The Million Dollar Dilemma Every CRE Leader Faces
As a corporate real estate leader, you often feel like you’re balancing two conflicting goals—managing costs, and improving the employee experience.
And you’re doing it on a massive scale.
The average Fortune 500 company has real estate equivalent to 10 Empire State buildings. Real estate is the second most expensive asset for most companies, worth millions of dollars. But the largest expense for most companies is their employees—and keeping them happy is just as important as controlling costs.
In a recent webinar, Ari Kepnes, Director of Market Research for Density, said the key to solving this million-dollar dilemma is to pay close attention to one very important metric:
Space utilization data.
Why Space Utilization Data is So Important
As management guru Peter Drucker famously said, “you can’t manage what you can’t measure.”

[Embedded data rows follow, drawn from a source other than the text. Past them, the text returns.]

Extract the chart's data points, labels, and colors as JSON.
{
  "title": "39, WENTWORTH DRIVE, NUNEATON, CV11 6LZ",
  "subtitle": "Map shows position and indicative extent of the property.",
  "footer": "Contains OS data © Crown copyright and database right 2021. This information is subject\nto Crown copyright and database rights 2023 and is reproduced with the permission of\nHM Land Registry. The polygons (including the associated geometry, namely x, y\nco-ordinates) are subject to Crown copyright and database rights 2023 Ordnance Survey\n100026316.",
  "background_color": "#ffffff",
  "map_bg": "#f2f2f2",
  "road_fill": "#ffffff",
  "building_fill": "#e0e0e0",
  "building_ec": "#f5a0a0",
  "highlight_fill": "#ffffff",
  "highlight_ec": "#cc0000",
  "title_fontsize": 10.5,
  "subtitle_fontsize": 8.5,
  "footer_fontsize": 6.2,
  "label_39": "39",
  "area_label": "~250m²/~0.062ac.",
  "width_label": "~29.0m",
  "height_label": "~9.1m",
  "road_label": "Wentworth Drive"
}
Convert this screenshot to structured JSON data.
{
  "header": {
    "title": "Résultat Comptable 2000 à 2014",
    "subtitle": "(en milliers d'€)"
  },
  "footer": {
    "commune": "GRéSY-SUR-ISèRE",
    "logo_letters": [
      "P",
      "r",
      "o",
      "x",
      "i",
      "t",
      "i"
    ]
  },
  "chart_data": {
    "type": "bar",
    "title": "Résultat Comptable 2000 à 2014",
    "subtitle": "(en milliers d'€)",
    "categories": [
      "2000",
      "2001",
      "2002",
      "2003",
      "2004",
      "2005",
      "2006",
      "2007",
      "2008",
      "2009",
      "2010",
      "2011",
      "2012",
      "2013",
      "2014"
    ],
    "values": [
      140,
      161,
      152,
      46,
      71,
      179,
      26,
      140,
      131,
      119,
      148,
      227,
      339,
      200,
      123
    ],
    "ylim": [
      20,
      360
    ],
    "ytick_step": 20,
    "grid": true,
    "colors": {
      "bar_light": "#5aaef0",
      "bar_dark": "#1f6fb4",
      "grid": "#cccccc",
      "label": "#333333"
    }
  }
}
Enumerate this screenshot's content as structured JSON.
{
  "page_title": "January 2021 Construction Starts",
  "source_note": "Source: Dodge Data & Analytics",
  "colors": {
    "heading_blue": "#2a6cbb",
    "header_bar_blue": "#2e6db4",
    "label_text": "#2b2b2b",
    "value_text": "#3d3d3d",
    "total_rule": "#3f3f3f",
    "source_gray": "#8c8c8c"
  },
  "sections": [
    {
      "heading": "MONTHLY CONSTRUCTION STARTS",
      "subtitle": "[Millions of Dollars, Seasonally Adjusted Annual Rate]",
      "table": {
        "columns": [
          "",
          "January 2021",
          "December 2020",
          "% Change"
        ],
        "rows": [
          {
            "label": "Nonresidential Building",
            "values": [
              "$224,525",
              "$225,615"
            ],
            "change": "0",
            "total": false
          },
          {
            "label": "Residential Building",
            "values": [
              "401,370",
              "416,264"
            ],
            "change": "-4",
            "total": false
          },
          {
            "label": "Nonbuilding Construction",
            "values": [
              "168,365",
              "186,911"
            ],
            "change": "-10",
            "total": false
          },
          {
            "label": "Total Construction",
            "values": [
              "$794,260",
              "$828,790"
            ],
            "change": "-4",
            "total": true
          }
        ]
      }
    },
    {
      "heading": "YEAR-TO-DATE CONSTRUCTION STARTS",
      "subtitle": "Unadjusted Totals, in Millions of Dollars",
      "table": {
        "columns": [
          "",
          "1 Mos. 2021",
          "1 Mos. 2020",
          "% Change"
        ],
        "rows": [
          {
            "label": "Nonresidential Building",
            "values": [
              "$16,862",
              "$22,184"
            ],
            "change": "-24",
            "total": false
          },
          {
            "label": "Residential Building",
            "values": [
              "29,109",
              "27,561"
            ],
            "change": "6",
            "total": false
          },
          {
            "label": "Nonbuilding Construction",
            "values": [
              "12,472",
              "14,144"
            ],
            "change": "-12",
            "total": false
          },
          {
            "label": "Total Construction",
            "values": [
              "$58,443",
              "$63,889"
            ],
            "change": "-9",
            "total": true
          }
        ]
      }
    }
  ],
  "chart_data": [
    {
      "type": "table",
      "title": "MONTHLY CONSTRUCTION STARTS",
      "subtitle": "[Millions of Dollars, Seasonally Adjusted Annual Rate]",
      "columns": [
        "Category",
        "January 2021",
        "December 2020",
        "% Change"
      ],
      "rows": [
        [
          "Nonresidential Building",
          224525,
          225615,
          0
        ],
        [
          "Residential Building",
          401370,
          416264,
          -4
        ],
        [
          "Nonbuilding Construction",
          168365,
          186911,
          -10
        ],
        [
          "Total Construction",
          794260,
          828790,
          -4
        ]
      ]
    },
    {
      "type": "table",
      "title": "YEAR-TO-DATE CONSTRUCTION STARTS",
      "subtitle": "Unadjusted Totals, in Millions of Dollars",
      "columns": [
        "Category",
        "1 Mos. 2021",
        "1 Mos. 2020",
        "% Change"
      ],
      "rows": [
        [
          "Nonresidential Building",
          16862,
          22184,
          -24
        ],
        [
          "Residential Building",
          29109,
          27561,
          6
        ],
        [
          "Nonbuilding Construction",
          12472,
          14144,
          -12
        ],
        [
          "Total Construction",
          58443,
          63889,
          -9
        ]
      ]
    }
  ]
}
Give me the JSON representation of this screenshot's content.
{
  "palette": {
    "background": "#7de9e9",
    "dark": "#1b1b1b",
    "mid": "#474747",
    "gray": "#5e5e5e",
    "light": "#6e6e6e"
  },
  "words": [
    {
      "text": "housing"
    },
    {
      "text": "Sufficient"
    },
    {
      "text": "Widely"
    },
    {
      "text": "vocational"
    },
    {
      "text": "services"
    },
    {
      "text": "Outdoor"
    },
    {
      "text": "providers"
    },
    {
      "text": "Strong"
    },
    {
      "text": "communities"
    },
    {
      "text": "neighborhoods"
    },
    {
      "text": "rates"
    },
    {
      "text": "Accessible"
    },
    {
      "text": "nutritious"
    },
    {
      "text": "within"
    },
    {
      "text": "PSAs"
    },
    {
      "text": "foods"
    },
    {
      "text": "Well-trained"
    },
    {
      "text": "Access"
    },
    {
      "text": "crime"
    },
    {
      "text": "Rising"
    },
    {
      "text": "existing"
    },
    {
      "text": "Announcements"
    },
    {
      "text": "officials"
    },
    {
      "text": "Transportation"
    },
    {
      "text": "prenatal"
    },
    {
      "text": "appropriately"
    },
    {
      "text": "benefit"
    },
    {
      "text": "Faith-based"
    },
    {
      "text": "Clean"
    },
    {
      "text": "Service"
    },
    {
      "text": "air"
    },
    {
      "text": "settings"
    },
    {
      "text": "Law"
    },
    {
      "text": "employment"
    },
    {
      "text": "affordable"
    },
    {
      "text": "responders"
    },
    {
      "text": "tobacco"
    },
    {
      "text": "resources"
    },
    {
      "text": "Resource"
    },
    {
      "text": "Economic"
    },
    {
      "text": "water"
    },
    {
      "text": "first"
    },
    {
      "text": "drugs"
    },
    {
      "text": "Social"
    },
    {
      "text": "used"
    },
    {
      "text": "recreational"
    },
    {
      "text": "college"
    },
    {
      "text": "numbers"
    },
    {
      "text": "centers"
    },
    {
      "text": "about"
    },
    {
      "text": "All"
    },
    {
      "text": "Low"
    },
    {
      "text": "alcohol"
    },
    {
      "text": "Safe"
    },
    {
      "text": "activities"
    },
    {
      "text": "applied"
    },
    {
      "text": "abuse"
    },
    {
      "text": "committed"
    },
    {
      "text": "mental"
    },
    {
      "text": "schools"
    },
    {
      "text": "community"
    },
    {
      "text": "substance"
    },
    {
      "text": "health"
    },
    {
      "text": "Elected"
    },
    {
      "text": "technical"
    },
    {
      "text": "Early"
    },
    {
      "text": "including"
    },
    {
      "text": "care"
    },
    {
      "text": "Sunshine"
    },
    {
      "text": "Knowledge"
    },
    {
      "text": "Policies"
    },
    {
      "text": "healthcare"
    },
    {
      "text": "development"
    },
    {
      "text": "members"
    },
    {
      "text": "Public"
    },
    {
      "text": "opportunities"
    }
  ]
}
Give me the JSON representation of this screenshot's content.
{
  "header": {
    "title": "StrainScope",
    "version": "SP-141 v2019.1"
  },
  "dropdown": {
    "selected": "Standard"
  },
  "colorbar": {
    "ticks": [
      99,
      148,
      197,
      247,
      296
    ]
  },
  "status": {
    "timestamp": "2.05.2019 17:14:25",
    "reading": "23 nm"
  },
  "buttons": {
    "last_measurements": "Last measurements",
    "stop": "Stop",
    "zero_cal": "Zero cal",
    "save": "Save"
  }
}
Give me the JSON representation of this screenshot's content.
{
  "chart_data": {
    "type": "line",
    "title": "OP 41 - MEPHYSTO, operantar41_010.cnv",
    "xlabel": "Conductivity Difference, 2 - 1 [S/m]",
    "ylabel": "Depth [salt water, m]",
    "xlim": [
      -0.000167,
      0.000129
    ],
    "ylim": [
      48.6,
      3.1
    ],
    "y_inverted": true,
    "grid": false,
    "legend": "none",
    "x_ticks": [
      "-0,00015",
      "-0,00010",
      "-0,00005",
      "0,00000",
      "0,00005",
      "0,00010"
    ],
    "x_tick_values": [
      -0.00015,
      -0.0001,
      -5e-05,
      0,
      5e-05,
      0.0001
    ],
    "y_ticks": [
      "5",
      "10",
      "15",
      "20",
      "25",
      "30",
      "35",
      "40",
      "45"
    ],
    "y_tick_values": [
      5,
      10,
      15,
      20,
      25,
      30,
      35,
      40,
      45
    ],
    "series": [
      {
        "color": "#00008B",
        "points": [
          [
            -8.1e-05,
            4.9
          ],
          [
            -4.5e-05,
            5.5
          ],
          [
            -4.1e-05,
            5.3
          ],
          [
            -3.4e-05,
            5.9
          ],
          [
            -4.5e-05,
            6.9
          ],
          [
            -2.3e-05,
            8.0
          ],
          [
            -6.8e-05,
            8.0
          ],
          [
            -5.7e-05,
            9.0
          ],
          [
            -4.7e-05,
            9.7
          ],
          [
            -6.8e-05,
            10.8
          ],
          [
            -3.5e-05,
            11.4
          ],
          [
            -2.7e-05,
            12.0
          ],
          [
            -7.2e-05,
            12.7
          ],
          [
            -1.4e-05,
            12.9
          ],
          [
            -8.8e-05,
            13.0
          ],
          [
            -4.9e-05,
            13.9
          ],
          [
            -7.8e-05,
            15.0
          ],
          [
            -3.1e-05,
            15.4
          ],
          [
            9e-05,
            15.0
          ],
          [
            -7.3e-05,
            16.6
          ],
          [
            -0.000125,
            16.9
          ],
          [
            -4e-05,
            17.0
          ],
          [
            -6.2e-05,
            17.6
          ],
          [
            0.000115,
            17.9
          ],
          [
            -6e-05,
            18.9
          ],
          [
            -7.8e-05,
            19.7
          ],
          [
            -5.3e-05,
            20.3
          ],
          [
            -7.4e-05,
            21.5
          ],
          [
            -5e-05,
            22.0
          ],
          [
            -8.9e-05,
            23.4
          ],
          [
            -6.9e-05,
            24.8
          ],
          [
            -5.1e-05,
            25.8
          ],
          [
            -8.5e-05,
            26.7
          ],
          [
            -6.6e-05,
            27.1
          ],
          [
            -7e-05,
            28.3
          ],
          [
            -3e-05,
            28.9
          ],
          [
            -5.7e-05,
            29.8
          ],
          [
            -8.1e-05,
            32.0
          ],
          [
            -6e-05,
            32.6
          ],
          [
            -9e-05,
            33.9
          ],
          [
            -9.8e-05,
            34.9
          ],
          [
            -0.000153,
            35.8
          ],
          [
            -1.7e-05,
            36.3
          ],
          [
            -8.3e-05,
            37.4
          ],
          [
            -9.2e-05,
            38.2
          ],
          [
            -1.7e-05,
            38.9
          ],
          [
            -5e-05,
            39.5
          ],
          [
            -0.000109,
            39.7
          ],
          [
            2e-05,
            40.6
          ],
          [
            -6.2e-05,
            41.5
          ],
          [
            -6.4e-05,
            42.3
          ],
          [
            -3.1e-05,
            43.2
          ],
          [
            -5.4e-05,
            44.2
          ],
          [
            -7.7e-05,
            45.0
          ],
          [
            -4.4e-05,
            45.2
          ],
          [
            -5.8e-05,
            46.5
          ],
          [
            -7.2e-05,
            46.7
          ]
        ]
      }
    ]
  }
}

Eighty-three percent of CREs say space utilization data is their No. 1 most valuable metric for making decisions, according to a recent Gensler survey.
Kepnes said there are three main ways CRE, HR and facilities leaders are using it:
- Plan - Using predictive analytics to better manage real estate portfolios
- Access - Using employee experience apps to help people navigate and use space more efficiently
- Operate - Using IoT sensors to monitor use of facilities
That makes space utilization data valuable not only to CRE leaders, but to many people within your organization. Here’s a closer look at how it adds value.
3 Ways to Use Space Utilization Data
Better Space Planning
Forty percent of corporate real estate is empty but paid for. And 89 percent of CREs aren’t satisfied with their use of space.
To make improvements in this area, you first need visibility into space utilization data.
Space utilization data can answer questions like:
- How is each floor, room and building being used?
- What locations are not being utilized as well as they could be?
- How are people typically using different areas of the space?
However, the potential to save money with better space planning is huge—making sensors well worth the investment. Kepnes said if the size of real estate shrank as much as the headcount, the Fortune 500 would save $107 billion annually, equal to the cost of 1 million employees.
Visualizing Space Availability
Fifty-five percent of employees don’t have access to space they need.
While having to scramble for space obviously hurts the employee experience, there’s another reason corporate real estate leaders should care about this. A lack of space availability has a huge impact on productivity.
Consider this shocking statistic from Gartner:
$31 million is wasted on employees looking for an open room each year, equal to 200 employees being paid just to look for space.
Let that sink in for a moment.
Surely there’s a better use of your employees’ time!
As we get more workplace amenities, real time availability becomes even more important. People want to see how busy it is in certain areas so they can better plan their day.
Having data on real-time space availability can answer questions like:
- Which rooms are booked but actually free?
- How busy is the gym?
- What’s the best time to go to the cafeteria?
Improving Facility Operations
CRE leaders and facility managers need to be able to adjust building operations based on occupancy. For instance, if only a fourth of your workforce comes into the office on a typical Friday but your employee cafeteria has enough food to feed an army, you’re going to end up with a lot of waste.
Similarly, keeping every light on and heating all 10 floors of your building when 75 percent of them are empty isn’t very cost-effective.
With real-time space utilization data, you can answer important questions like:
- What areas actually need to be cleaned this week?
- How much food should we order?
- How should we adjust our heating and cooling systems to match occupancy?
In the changing world of corporate real estate, space utilization data is one constant leaders can rely on to help them make adjustments in real time. With a data-driven workplace, leaders don’t have to choose between providing a great employee experience and keeping costs in check.